Eduardo de la Torre

Personal information
- Full name: Eduardo de la Torre Menchaca
- Date of birth: 4 December 1962 (age 63)
- Place of birth: Guadalajara, Mexico
- Position: Forward

Senior career*
- Years: Team / Apps / (Gls)
- 1977–1987: Guadalajara / 99 / (62)
- 1988: Xerez CD / 1 / (0)
- 1988–1992: Guadalajara / 120 / (29)
- 1992–1993: Querétaro / 24 / (2)

International career
- 1984–1988: Mexico / 14 / (9)

Managerial career
- 1999: Santos Laguna (assistant)
- 2000: León (assistant)
- 2000–2002: Santos Laguna (assistant)
- 2002–2004: Guadalajara
- 2004–2005: Santos Laguna
- 2006–2007: Chiapas
- 2009–2010: Chiapas (assistant)
- 2010–2013: Mexico (assistant)
- 2014: Morelia

= Eduardo de la Torre =

Mexican footballer and manager (born 1962)

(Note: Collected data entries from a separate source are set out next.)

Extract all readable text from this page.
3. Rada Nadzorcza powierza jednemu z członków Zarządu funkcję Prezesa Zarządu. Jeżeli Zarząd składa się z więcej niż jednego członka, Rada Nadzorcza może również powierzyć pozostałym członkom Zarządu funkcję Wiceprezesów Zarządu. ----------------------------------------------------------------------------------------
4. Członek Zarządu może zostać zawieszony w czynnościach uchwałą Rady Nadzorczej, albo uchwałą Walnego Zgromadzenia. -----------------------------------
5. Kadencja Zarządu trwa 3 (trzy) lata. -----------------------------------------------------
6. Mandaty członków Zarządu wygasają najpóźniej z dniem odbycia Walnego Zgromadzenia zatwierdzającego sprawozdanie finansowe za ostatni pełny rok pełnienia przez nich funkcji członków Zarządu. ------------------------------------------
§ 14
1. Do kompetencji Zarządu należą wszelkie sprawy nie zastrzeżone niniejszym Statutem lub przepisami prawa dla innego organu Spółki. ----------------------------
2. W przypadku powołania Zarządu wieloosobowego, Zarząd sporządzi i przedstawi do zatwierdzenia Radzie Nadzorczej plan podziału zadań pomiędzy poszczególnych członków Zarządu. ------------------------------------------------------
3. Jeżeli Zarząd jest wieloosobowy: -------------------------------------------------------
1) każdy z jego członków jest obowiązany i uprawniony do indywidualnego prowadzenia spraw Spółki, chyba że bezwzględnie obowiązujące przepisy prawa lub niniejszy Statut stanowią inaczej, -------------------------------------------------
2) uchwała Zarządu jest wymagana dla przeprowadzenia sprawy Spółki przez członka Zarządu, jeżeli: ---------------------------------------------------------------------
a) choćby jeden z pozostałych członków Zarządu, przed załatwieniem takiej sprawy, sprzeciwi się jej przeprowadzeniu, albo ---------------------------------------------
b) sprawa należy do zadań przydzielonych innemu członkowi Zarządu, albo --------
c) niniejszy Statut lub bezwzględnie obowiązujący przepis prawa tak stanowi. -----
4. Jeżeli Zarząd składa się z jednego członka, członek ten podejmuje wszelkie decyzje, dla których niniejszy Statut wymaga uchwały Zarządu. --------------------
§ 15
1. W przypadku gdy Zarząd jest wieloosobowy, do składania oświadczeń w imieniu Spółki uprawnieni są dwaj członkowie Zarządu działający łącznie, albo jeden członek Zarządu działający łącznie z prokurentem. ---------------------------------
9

Eduardo "Yayo" de la Torre Menchaca (born 4 December 1962) is a Mexican former football player and manager. He is currently employed by Fox Sports Mexico as a football analyst.

== Career ==
De la Torre was born on 4 December 1962 in Guadalajara, Jalisco. He is the son of Javier De la Torre, the distinguished former coach of the Campeonísimo team of the 1960s. Emerging from Guadalajara’s youth academy in the late 1970s, he was part of a notable generation of players.

He played a decisive role in Guadalajara’s 1986–87 championship campaign, scoring twice in the final against Cruz Azul to secure the club’s ninth Mexican league title. His cousins, José Manuel and Néstor, were also members of the squad.

In 1988, he returned to Chivas following a brief period with Xerez in Spain. Although his second tenure with the club did not yield the same level of productivity that supporters had come to expect, he maintained a competitive standard. He departed in 1992, ranking as the third-highest scorer in the club’s history.

He concluded his professional career with Querétaro, where he played one final season before retiring in 1993.

Following his retirement, De la Torre remained involved in football as both a coach and sporting director. He went on to manage Guadalajara, Correcaminos, Santos Laguna, Chiapas, and Monarcas Morelia. In addition, he served as sporting director for Cruz Azul and Necaxa.